I get "can only concatenate list (not "Tensor") to list" and "Error None"
great job!
Did you merge the qlora with the quantized model or the base model? Is it possible to train on the quantized version and apply it to the base version?
thank you
Dude seriously your content is so clear and easy to follow keep it up!
Greetings. Is everything ok at your end ? We haven’t heard from you for a while and just checking in. Anyway hope you are alright.
I know this video is almost a year old, but I am having some trouble with any of the models I know of. I have tried many different models and there is always an error here. WARNING LoRA training has only currently been validated for LLaMA, OPT, GPT-J, and GPT-NeoX models. (Found model type: LlamaCppModel) WARNING LoRA training has only currently been validated for LLaMA, OPT, GPT-J, and GPT-NeoX models. (Found model type: NoneType) Which models do you use? Does this tutorial still work?

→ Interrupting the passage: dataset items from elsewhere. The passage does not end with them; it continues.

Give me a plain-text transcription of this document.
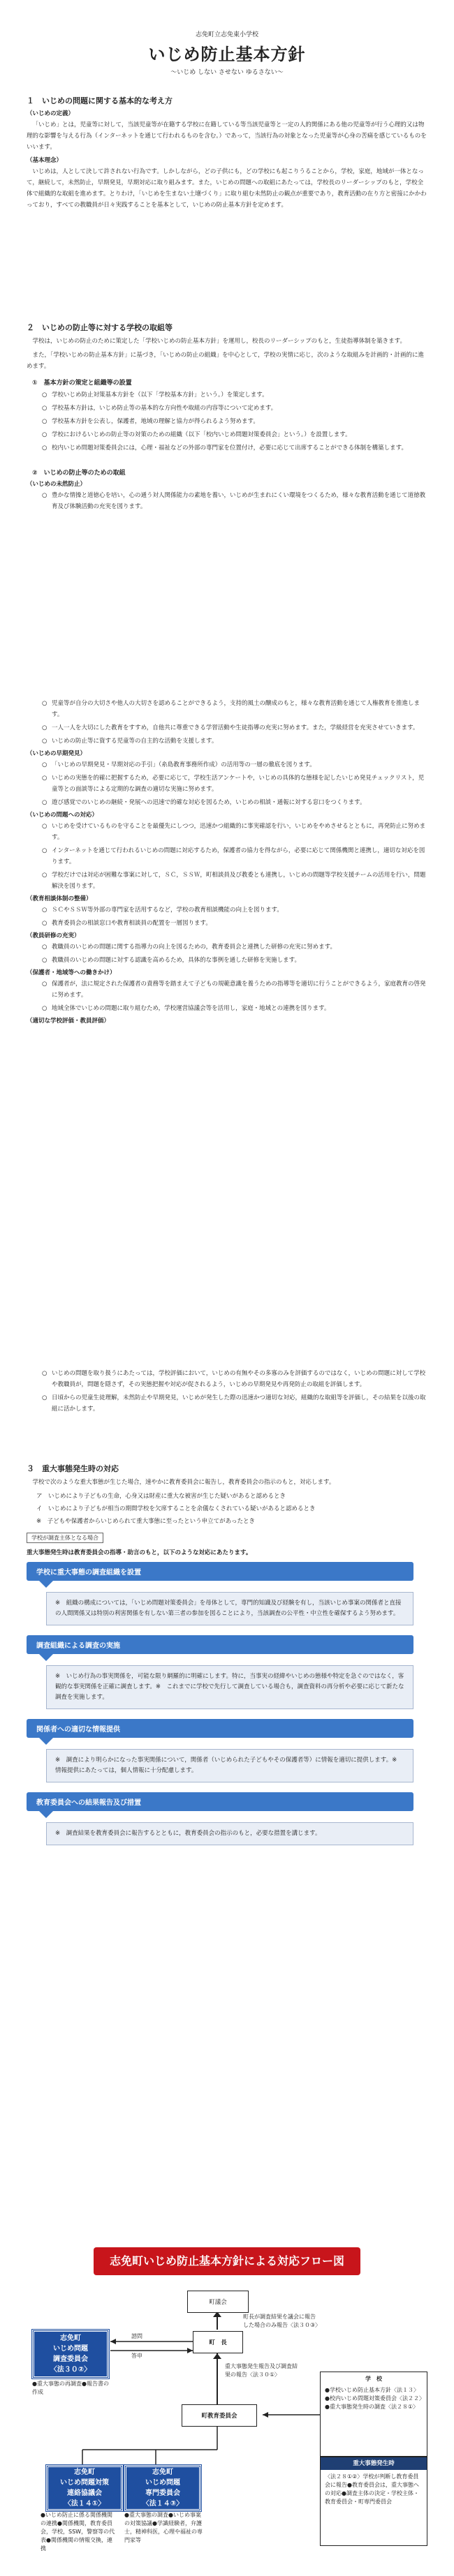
志免町立志免東小学校
いじめ防止基本方針
～いじめ しない させない ゆるさない～
１　いじめの問題に関する基本的な考え方
（いじめの定義）

「いじめ」とは，児童等に対して，当該児童等が在籍する学校に在籍している等当該児童等と一定の人的関係にある他の児童等が行う心理的又は物理的な影響を与える行為（インターネットを通じて行われるものを含む。）であって，当該行為の対象となった児童等が心身の苦痛を感じているものをいいます。

（基本理念）

いじめは，人として決して許されない行為です。しかしながら，どの子供にも，どの学校にも起こりうることから，学校，家庭，地域が一体となって，継続して，未然防止，早期発見，早期対応に取り組みます。また，いじめの問題への取組にあたっては，学校長のリーダーシップのもと，学校全体で組織的な取組を進めます。とりわけ，「いじめを生まない土壌づくり」に取り組む未然防止の観点が重要であり，教育活動の在り方と密接にかかわっており，すべての教職員が日々実践することを基本として，いじめの防止基本方針を定めます。

２　いじめの防止等に対する学校の取組等

学校は，いじめの防止のために策定した「学校いじめの防止基本方針」を運用し，校長のリーダーシップのもと，生徒指導体制を築きます。

また，「学校いじめの防止基本方針」に基づき，「いじめの防止の組織」を中心として，学校の実情に応じ，次のような取組みを計画的・計画的に進めます。

①　基本方針の策定と組織等の設置
○ 学校いじめ防止対策基本方針を（以下「学校基本方針」という。）を策定します。
○ 学校基本方針は，いじめ防止等の基本的な方向性や取組の内容等について定めます。
○ 学校基本方針を公表し，保護者，地域の理解と協力が得られるよう努めます。
○ 学校におけるいじめの防止等の対策のための組織（以下「校内いじめ問題対策委員会」という。）を設置します。
○ 校内いじめ問題対策委員会には，心理・福祉などの外部の専門家を位置付け，必要に応じて出席することができる体制を構築します。
②　いじめの防止等のための取組
（いじめの未然防止）
○ 豊かな情操と道徳心を培い，心の通う対人関係能力の素地を養い，いじめが生まれにくい環境をつくるため，様々な教育活動を通じて道徳教育及び体験活動の充実を図ります。
○ 児童等が自分の大切さや他人の大切さを認めることができるよう，支持的風土の醸成のもと，様々な教育活動を通じて人権教育を推進します。
○ 一人一人を大切にした教育をすすめ，自他共に尊重できる学習活動や生徒指導の充実に努めます。また，学級経営を充実させていきます。
○ いじめの防止等に資する児童等の自主的な活動を支援します。
（いじめの早期発見）
○ 「いじめの早期発見・早期対応の手引」（糸島教育事務所作成）の活用等の一層の徹底を図ります。
○ いじめの実態を的確に把握するため，必要に応じて，学校生活アンケートや，いじめの具体的な態様を記したいじめ発見チェックリスト，児童等との面談等による定期的な調査の適切な実施に努めます。
○ 遊び感覚でのいじめの継続・発展への迅速で的確な対応を図るため，いじめの相談・通報に対する窓口をつくります。
（いじめの問題への対応）
○ いじめを受けているものを守ることを最優先にしつつ，迅速かつ組織的に事実確認を行い，いじめをやめさせるとともに，再発防止に努めます。
○ インターネットを通じて行われるいじめの問題に対応するため，保護者の協力を得ながら，必要に応じて関係機関と連携し，適切な対応を図ります。
○ 学校だけでは対応が困難な事案に対して，ＳＣ，ＳＳＷ，町相談員及び教委とも連携し，いじめの問題等学校支援チームの活用を行い，問題解決を図ります。
（教育相談体制の整備）
○ ＳＣやＳＳＷ等外部の専門家を活用するなど，学校の教育相談機能の向上を図ります。
○ 教育委員会の相談窓口や教育相談員の配置を一層図ります。
（教員研修の充実）
○ 教職員のいじめの問題に関する指導力の向上を図るための，教育委員会と連携した研修の充実に努めます。
○ 教職員のいじめの問題に対する認識を高めるため，具体的な事例を通した研修を実施します。
（保護者・地域等への働きかけ）
○ 保護者が，法に規定された保護者の責務等を踏まえて子どもの規範意識を養うための指導等を適切に行うことができるよう，家庭教育の啓発に努めます。
○ 地域全体でいじめの問題に取り組むため，学校運営協議会等を活用し，家庭・地域との連携を図ります。
（適切な学校評価・教員評価）
○ いじめの問題を取り扱うにあたっては，学校評価において，いじめの有無やその多寡のみを評価するのではなく，いじめの問題に対して学校や教職員が，問題を隠さず，その実態把握や対応が促されるよう，いじめの早期発見や再発防止の取組を評価します。
○ 日頃からの児童生徒理解，未然防止や早期発見，いじめが発生した際の迅速かつ適切な対応，組織的な取組等を評価し，その結果を以後の取組に活かします。
３　重大事態発生時の対応

学校で次のような重大事態が生じた場合，速やかに教育委員会に報告し，教育委員会の指示のもと，対応します。

ア　いじめにより子どもの生命，心身又は財産に重大な被害が生じた疑いがあると認めるとき
イ　いじめにより子どもが相当の期間学校を欠席することを余儀なくされている疑いがあると認めるとき
※　子どもや保護者からいじめられて重大事態に至ったという申立てがあったとき
学校が調査主体となる場合
重大事態発生時は教育委員会の指導・助言のもと，以下のような対応にあたります。
学校に重大事態の調査組織を設置
※　組織の構成については，「いじめ問題対策委員会」を母体として，専門的知識及び経験を有し，当該いじめ事案の関係者と直接の人間関係又は特別の利害関係を有しない第三者の参加を図ることにより，当該調査の公平性・中立性を確保するよう努めます。
調査組織による調査の実施
※　いじめ行為の事実関係を，可能な限り網羅的に明確にします。特に，当事実の経緯やいじめの態様や特定を急ぐのではなく，客観的な事実関係を正確に調査します。※　これまでに学校で先行して調査している場合も，調査資料の再分析や必要に応じて新たな調査を実施します。
関係者への適切な情報提供
※　調査により明らかになった事実関係について，関係者（いじめられた子どもやその保護者等）に情報を適切に提供します。※　情報提供にあたっては，個人情報に十分配慮します。
教育委員会への結果報告及び措置
※　調査結果を教育委員会に報告するとともに，教育委員会の指示のもと，必要な措置を講じます。
志免町いじめ防止基本方針による対応フロー図
町議会
町長が調査結果を議会に報告した場合のみ報告〈法３０③〉
町　長
志免町
いじめ問題
調査委員会
〈法３０②〉
●重大事態の再調査●報告書の作成
諮問
答申
重大事態発生報告及び調査結果の報告〈法３０①〉
町教育委員会
学　校
●学校いじめ防止基本方針〈法１３〉
●校内いじめ問題対策委員会〈法２２〉
●重大事態発生時の調査〈法２８①〉
志免町
いじめ問題対策
連絡協議会
〈法１４①〉
●いじめ防止に係る関係機関の連携●関係機関，教育委員会，学校，SSW，警察等の代表●関係機関の情報交換，連携
志免町
いじめ問題
専門委員会
〈法１４③〉
●重大事態の調査●いじめ事案の対策協議●学識経験者，弁護士，精神科医，心理や福祉の専門家等
重大事態発生時
〈法２８①②〉学校が判断し教育委員会に報告●教育委員会は，重大事態への対応●調査主体の決定・学校主体・教育委員会・町専門委員会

"big O notation" is not the same thing as worst case. You take an input distribution and you can consider average/worst case over that distribution. O gives an "upper bound" to the complexity of that case. If you take quicksort with uniform input distribution, one would typically say that the worst case is O(n^2) and the average case is O(n log n). You could equally well say that the worst case is O(n^3) although this gives you less information.
It's interesting ... still a bit in the dark as to what goal is expected from those inputs and what it does in the final results. Is the goal to style the answers in a certain way (which is how the formatted input seems to focus on) or is the goal to supplement content (a correct Turing biography)? If content is involved, can we train a model to follow a fictional lore, get characters to express behaviors that appear "normal" to its world, or redirect behavior (if someone speaks ill of the king, characters will always respond negatively - or - reacting according to political alignment). And if it's possible, is a large explanatory text like the Turing biography a valid input format to do so ?
using rtx3070,run Lora with ur data only in 5 minutes not hours! but inference is time consuming.Thanks! professor! and I'll be your fans.
do you have a video on how to prepare a dataset for creative writing?